20.10.19

The Sun's Burial

A scattershot, cast-of-hundreds feature Oshima made at the time of Naked Youth, where the scope widens from doomed lovers to the doomed society they inhabit. The film is set in the slums of Osaka and investigates the various ways desperate people sell themselves and each other to get by. Poverty leads inexoriably to gangsterism, and two activites in particular that are loaded with symbolic portent – selling your blood and selling your ID documents. The loss of identity implied by the latter is given a cruel twist in that the ringleader behind the scam is a military vet who keeps talking about the restoration of the Japanese Empire and an inevitable conflict with America and Russia. For many this is a compelling myth, so when his hypocricy is exposed, the people riot and decide to burn the little they have down to the ground.
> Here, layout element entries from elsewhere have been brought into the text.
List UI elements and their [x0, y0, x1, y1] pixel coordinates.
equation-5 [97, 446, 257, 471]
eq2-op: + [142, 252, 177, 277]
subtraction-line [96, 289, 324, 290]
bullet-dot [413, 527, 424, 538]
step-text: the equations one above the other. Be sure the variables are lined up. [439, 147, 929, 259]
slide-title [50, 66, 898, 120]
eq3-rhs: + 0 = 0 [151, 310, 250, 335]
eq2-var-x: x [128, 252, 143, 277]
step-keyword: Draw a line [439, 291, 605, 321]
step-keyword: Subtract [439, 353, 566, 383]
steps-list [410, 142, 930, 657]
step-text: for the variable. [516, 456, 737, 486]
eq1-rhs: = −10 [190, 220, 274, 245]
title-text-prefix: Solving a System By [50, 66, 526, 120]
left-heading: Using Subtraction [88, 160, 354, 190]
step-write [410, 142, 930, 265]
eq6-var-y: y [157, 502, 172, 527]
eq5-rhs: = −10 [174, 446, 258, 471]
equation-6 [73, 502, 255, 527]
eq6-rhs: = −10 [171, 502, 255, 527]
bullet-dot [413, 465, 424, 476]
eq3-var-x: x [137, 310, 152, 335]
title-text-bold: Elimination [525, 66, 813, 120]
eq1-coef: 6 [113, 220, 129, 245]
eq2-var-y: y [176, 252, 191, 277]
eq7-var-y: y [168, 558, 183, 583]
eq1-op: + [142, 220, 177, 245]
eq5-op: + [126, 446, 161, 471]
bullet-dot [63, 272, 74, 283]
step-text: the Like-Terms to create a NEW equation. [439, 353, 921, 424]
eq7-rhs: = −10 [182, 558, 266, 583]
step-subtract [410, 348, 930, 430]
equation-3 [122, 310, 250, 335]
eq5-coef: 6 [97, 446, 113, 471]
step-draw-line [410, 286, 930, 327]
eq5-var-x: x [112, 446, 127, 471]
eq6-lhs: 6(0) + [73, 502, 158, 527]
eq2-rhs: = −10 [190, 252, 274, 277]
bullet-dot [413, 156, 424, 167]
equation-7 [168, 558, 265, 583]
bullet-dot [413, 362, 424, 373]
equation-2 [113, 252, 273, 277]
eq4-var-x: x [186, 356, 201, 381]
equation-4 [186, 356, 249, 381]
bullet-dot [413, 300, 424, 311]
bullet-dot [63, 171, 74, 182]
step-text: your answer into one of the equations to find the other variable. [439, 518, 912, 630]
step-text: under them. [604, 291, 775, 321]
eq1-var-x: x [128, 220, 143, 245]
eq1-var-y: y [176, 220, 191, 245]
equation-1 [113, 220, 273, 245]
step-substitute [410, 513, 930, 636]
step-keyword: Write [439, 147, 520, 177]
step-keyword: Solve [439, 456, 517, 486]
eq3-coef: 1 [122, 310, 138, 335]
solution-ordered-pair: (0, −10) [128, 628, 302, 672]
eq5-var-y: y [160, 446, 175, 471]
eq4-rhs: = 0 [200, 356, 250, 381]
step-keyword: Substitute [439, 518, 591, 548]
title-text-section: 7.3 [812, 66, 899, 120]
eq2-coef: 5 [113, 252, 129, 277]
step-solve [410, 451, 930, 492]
The central character in the film is Hanako (played by Kayoko Honoo making the most of her angular eyeliner) – a hard-as-nails hustler who plays off one gang against another. She becomes infatuated with a naive new yakuza recruit, but their love affair is brief and ends bloodily, trampled by a literal train that may signify the brutal forces of progress transforming the country. Hanako's arc is mostly an excuse for Oshima to frame beautiful young actors against the oppressive Osaka skyline, where the sun is choked off by factory smoke and enclosed by the skeletons of new buildings. The plot is barely comprehensible, but the film's message is nonetheless strikingly direct.